Piccole imprese Non male per un settore fortemente frammentato dove le imprese alimentari con più di 50 addetti (quelle medio-grandi) rappresentano appena il 2% del totale, quando in altri paesi competitor – come la Germania – questa incidenza arriva al 10%. E questo spiega anche perché la propensione all’export della nostra industria alimentare sia pari al 23% contro il 33% della Germania, o visto da un’altra angolatura, perché le nostre esportazioni per quanto in crescita siano ancora molto inferiori a quelle francesi (59 miliardi di euro) o tedesche (73 miliardi).

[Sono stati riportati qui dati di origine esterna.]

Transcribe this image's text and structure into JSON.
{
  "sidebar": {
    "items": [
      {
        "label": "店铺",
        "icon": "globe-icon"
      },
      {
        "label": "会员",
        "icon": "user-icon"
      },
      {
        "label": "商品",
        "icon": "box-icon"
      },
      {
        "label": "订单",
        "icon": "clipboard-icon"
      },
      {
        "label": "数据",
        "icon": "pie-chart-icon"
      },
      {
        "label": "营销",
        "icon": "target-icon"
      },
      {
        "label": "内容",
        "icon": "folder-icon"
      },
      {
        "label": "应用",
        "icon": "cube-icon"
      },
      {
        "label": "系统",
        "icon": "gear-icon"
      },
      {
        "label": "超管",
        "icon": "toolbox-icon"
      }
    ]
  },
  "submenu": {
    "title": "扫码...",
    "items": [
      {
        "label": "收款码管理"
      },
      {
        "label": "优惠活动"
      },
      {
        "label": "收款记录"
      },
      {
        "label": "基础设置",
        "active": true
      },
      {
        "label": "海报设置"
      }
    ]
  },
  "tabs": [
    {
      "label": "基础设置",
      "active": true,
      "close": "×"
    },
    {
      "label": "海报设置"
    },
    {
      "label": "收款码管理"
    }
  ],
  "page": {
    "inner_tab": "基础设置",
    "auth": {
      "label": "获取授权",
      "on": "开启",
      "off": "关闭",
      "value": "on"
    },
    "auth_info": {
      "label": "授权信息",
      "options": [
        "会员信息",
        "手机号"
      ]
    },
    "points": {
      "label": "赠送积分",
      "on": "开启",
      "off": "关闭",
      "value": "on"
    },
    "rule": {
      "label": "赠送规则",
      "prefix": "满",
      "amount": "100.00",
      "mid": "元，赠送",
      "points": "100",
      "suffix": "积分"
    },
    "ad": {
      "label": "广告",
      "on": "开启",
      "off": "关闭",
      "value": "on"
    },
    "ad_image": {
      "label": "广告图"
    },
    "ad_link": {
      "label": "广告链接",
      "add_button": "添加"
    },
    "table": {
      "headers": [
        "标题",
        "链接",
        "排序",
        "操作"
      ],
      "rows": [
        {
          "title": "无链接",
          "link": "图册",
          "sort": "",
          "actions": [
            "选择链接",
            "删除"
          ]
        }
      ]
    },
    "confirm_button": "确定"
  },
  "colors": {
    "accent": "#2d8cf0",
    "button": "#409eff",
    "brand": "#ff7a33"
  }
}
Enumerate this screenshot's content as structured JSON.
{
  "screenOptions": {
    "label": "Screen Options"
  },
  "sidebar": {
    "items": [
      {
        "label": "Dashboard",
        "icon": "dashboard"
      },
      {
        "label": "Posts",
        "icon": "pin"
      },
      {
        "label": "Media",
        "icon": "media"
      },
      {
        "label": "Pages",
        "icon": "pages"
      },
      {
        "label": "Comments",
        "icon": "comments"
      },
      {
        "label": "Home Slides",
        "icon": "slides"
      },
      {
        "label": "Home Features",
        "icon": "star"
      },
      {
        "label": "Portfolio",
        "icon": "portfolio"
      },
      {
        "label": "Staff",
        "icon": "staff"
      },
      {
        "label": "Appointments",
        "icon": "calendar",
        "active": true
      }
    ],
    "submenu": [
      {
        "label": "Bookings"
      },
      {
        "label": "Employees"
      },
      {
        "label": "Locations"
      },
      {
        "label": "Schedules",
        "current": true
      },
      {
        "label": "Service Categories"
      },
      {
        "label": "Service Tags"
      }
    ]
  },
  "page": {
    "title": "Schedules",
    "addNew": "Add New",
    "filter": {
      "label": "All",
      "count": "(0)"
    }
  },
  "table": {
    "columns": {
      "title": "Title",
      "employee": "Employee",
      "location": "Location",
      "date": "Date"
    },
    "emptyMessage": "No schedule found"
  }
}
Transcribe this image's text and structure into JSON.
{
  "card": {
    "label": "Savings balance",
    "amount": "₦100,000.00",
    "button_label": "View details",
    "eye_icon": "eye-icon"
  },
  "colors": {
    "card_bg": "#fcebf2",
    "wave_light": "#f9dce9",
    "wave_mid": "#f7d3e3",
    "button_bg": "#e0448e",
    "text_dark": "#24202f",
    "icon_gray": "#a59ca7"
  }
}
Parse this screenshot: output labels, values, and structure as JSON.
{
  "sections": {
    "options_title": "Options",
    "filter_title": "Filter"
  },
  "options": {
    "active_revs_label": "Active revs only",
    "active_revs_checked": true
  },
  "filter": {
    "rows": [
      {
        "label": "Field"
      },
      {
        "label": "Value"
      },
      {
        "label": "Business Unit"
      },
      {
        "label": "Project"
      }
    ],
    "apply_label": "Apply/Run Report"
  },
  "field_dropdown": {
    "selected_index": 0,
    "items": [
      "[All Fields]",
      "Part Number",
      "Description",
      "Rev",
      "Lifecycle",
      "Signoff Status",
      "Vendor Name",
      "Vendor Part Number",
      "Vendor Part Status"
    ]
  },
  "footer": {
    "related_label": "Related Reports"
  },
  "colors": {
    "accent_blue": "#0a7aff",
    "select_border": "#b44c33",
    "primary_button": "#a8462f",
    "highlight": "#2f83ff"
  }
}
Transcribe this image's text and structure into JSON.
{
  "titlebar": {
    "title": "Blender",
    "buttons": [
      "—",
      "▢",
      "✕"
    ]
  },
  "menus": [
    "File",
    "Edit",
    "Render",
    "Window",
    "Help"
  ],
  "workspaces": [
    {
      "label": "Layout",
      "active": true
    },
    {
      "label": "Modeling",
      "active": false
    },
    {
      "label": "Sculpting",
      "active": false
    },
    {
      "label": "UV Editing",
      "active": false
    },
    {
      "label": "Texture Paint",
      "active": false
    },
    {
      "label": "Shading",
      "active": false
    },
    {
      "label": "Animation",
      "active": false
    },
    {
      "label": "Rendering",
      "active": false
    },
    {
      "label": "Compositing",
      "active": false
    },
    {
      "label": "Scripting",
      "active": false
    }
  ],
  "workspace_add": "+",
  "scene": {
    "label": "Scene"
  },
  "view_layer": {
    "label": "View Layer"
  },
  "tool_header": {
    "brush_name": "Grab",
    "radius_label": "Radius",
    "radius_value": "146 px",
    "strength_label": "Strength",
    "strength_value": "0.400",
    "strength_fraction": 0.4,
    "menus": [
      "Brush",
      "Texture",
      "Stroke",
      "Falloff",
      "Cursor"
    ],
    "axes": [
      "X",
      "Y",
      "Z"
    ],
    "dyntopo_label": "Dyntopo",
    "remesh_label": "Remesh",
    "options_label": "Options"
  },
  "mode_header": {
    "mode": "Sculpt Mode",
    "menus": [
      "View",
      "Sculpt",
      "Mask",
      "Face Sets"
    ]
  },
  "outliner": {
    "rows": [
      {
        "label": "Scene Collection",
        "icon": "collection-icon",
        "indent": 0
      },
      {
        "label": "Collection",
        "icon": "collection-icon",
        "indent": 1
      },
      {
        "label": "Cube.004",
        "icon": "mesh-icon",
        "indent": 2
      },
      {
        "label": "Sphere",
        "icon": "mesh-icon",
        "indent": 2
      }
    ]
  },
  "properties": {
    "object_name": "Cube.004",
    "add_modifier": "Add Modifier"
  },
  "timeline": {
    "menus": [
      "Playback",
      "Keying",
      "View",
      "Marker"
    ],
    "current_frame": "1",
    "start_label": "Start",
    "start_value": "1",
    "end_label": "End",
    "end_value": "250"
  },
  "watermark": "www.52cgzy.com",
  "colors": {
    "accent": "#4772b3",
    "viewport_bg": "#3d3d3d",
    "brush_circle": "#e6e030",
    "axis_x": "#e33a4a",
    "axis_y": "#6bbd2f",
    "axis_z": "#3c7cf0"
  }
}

Produttivo Nord La presenza di imprese più dimensionate unita a reti infrastrutturali più sviluppate nonché a produzioni alimentari maggiormente “market oriented” spiegano anche perché oltre il 60% dell’export italiano faccia riferimento ad appena 4 regioni: Veneto, Lombardia, Emilia Romagna e Piemonte, mentre al contrario tutto il Sud del Paese incida per meno del 20%. Un differenziale che rischia di allargarsi ulteriormente anche in quest’anno di trend favorevole ai nostri prodotti, dato che nel primo semestre 2017 mentre le regioni del Nord Italia hanno messo a segno una crescita di oltre il 7% nelle vendite oltre frontiera, quelle del Mezzogiorno non sono riuscite a raggiungere il +2%.